"Горизонты". Концерт русско-немецкой музыки. МАСМ и Наталья Пшеничникова в Камерном зале филармонии

Oct 27, 2014 11:34



Концерт, состоящий из пяти пьес, построили как пять автономных диалогов - кларнета и фортепиано (в пьесе Кристофера Штауде), флейты и фортепиано (в пьесе Ольги Раевой), сопрано и бас-флейты (у Беата Фуррера), наконец, одинокой виолончели и фонограммы на которой какие-то магические тибетские старички пытались петь под хруст ночного костра в сопровождении одинокой виолончели, маскирующейся под фольклорную дуду (опус Вальтера Циммермана).

Только в финальной композиции концерта, которую Митя Курляндский написал как оммаж песне Шумана, на сцену вышло больше двух исполнителей - четыре музыканта и Наталия Пшеничникова, участвовавшая в трех композициях. В ней, состоящей, в основном, из пауз, лакун и умолчаний, человеческий голос разговаривает с правой рукой дирижёра, собирающего разрозненные звуки в пучок. У Ивана Бушуева весьма выразительные кисти рук.

То есть, концерт вышел совсем уже камерный и негромкий, разговорчивый, состоящий из портретов полярных состояний, сумеречных, между собакой и волком, и совсем уже ночных, когда свет выключен и ты остаёшься наедине с самим собой и внутренним голосом, токами тела и сердечным ритмом, которого бежишь и сбежать от которого невозможно.

Там же все инструменты, как на просвет, звучат в глубокой тишине (случайные люди на такие концерты не ходят, а если и случаются, то видно их сразу), шуршат фоном, когда Иван Бушуев (флейта) или Олег Танцов (кларнет) окружают звуки собеседников похрипыванием граммофонной пластинки. Так две пьесы Кристофа Штауде состоят из набора лающих выплесков - насыщенных музыкальных мизансцен, резко обрываемых тишиной. Прерывающей движение примерно как у Гия Канчели.






Звуки вспыхивают фотовспышками и тут же исчезают. Помимо прочего, Раева и Курляндский, в качестве дежурной диахронии, наводят диалог с традицией. Кудреватая, вьющаяся пружиной, резко закрученная, пьеса Ольги «Птица калавинка» (пернатое из китайской мифологии) - «Полёт шмеля» на новом этапе, практически «Жар-птица» для струн во чреве рояля Михаила Дубова и харизмы Ивана Бушуева.

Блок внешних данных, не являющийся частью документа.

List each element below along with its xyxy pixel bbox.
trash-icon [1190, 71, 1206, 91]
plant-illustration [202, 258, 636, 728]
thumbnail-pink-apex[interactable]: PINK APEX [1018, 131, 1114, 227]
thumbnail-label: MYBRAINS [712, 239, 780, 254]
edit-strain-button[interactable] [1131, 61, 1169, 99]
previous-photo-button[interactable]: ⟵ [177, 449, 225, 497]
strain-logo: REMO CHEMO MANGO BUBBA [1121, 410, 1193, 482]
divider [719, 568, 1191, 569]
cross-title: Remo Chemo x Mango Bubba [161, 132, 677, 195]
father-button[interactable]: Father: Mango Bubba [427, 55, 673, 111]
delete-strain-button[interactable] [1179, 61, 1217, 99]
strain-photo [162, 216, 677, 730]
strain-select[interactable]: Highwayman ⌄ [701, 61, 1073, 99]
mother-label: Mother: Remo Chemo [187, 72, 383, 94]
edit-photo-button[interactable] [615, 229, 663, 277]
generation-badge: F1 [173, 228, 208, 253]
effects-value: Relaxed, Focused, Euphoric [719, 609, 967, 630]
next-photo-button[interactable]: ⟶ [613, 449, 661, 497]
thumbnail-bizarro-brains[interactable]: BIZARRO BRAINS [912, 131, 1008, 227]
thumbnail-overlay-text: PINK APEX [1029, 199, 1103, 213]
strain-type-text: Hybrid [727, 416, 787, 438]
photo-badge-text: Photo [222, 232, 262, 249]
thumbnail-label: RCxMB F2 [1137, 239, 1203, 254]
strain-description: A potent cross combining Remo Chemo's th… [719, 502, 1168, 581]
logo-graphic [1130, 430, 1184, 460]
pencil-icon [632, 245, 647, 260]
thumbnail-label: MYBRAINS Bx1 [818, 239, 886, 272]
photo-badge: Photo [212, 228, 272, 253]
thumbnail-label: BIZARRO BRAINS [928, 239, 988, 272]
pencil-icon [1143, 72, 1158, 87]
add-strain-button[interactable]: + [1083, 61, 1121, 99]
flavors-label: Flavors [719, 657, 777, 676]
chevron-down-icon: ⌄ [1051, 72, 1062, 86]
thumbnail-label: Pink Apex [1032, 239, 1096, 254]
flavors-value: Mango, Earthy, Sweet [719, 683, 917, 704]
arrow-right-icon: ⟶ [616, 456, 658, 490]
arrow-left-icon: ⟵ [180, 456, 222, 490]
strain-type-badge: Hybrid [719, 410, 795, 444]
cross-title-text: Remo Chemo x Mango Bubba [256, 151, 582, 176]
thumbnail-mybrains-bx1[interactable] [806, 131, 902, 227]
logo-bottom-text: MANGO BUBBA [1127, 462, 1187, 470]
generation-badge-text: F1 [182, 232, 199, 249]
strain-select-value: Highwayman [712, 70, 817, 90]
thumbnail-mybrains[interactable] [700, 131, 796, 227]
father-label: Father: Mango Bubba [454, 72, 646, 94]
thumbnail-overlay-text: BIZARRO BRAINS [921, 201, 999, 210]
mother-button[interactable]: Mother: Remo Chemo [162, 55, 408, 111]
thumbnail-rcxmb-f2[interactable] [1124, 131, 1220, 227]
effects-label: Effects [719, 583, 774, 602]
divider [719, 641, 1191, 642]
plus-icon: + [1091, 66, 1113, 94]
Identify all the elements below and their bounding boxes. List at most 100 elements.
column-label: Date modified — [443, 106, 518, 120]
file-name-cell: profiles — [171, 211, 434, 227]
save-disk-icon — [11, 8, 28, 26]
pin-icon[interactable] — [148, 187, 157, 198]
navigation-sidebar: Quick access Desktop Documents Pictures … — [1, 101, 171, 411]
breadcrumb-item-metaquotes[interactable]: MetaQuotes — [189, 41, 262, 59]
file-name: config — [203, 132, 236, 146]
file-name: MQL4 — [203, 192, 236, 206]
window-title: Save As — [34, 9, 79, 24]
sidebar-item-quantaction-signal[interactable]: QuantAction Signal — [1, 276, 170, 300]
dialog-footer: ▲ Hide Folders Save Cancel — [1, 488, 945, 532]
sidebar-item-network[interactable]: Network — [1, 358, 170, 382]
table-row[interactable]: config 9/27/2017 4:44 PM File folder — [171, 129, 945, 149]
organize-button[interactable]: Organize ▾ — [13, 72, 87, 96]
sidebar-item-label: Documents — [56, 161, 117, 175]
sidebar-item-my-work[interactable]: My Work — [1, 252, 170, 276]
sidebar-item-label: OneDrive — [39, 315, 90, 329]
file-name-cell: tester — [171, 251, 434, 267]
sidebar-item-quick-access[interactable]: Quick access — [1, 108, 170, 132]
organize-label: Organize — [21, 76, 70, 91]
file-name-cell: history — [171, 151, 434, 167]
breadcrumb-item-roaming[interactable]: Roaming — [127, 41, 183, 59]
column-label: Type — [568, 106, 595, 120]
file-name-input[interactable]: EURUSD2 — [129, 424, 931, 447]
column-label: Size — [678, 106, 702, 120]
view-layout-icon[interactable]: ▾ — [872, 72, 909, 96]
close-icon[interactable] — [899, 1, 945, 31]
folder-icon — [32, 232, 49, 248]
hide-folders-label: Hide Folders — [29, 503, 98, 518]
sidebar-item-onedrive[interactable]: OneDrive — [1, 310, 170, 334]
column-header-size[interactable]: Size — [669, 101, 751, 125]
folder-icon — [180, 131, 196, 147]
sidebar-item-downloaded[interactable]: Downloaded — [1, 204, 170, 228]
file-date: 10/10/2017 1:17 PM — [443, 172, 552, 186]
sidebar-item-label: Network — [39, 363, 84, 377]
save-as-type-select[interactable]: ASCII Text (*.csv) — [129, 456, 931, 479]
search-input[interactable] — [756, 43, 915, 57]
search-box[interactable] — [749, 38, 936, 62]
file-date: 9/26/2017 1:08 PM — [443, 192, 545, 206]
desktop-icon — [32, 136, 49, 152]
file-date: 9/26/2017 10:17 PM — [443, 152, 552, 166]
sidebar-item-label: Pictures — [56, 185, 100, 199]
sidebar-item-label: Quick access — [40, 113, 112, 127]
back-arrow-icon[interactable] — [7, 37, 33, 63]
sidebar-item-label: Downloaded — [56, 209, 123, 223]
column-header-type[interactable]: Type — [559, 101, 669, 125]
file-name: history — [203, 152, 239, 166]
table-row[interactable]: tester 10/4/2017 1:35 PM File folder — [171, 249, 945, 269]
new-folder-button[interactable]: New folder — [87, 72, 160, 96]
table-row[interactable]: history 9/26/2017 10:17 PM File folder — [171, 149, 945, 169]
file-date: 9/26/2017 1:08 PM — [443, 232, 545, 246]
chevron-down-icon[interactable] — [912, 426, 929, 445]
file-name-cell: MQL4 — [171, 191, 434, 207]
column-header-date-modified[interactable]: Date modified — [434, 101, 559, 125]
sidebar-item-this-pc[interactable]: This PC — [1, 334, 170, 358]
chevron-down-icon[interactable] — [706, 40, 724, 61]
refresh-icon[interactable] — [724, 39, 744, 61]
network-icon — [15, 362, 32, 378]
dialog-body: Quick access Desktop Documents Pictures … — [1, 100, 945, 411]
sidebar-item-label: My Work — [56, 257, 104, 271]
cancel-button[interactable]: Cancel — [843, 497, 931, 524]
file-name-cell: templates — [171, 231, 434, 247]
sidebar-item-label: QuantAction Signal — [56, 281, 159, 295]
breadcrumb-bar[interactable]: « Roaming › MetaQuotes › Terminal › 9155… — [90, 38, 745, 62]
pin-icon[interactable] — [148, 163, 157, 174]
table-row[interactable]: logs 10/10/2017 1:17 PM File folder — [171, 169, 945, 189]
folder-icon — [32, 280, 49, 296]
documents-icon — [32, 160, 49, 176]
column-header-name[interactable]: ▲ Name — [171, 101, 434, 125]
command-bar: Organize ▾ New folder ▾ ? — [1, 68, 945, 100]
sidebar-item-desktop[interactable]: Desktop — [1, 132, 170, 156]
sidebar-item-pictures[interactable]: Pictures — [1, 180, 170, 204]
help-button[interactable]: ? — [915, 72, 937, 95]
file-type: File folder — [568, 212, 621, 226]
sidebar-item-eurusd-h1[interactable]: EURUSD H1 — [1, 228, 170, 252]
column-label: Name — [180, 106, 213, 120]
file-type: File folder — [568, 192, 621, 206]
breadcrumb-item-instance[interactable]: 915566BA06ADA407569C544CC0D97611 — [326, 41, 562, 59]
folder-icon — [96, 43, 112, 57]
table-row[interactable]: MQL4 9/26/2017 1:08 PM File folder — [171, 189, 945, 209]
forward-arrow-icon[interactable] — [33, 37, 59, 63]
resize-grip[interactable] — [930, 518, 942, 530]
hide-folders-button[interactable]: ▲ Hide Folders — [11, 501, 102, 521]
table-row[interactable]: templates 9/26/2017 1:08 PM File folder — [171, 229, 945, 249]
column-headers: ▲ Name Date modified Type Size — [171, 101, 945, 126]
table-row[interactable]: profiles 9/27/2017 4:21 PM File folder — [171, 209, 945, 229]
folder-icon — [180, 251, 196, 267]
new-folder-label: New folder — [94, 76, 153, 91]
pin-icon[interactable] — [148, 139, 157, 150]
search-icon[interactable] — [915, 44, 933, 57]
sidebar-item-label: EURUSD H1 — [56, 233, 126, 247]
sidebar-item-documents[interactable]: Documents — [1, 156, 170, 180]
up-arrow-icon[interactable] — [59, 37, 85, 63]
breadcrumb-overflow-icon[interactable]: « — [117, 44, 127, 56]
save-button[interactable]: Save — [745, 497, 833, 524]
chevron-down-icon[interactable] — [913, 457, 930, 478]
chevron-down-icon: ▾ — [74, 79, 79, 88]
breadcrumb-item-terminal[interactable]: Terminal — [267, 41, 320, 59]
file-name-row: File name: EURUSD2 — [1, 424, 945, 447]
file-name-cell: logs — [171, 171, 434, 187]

Оммаж Шуману ещё более диалогичен: хотя, кажется, Пшеничникова поёт всю песню целиком, но голос выдаёт звуки лишь время от времени, большую часть зонга беззвучно артикулируя. Из-за того, что инструменты тоже почти всегда работают вхолостую, лишь изредка подавая голос, пьеса начинает напоминать минималистскую пробежку, тающую в облаках следом удалившегося вдаль самолёта.

А ещё, полустёртая, она напоминает почти исчезнувшую фреску - я видел в Венеции несколько таких фигур, написанных Джорджоне и Тицианом на внешних стенах Фондако деи Тедески ( одна из них теперь находится в Палаццо Гримани), другие - в Ка Д’Оро ( Галерея Франкетти). Изображения эти размыты и едва проступают сквозь потрескавшуюся штукатурку. Любоваться здесь можно уже не авторским замыслом, но «следами времени».

Курляндский поступил с текстом Шумана примерно так же, как дожди и пожары поступили с красками и изображениями великих венецианцев, размыл его до медленно накрываемой всех узнаваемости. Голос Пшеничниковой, прорывающийся сквозь немоту, вводит зал в оцепенение.

Пшеничникова, конечно же, дива радикального авангарда, нимфа, фама, наяда и фурия, а, порой, даже сирена, способная на любые трансформации. Трижды она закидывала невод, трижды выходила на сцену - и каждый раз в другом настроении и ином агрегатном состоянии.
Воск в депрессивном массиве «матисса» у Штауде. Плюющийся согласными гейзер и сгусток противо-речивых эмоций в речитативе, состоящем из отдельных фонем у Фуррера. Просветлённая странница, ведущая нас по снегу белых страниц Шумана, тщательно вытертых ластиком.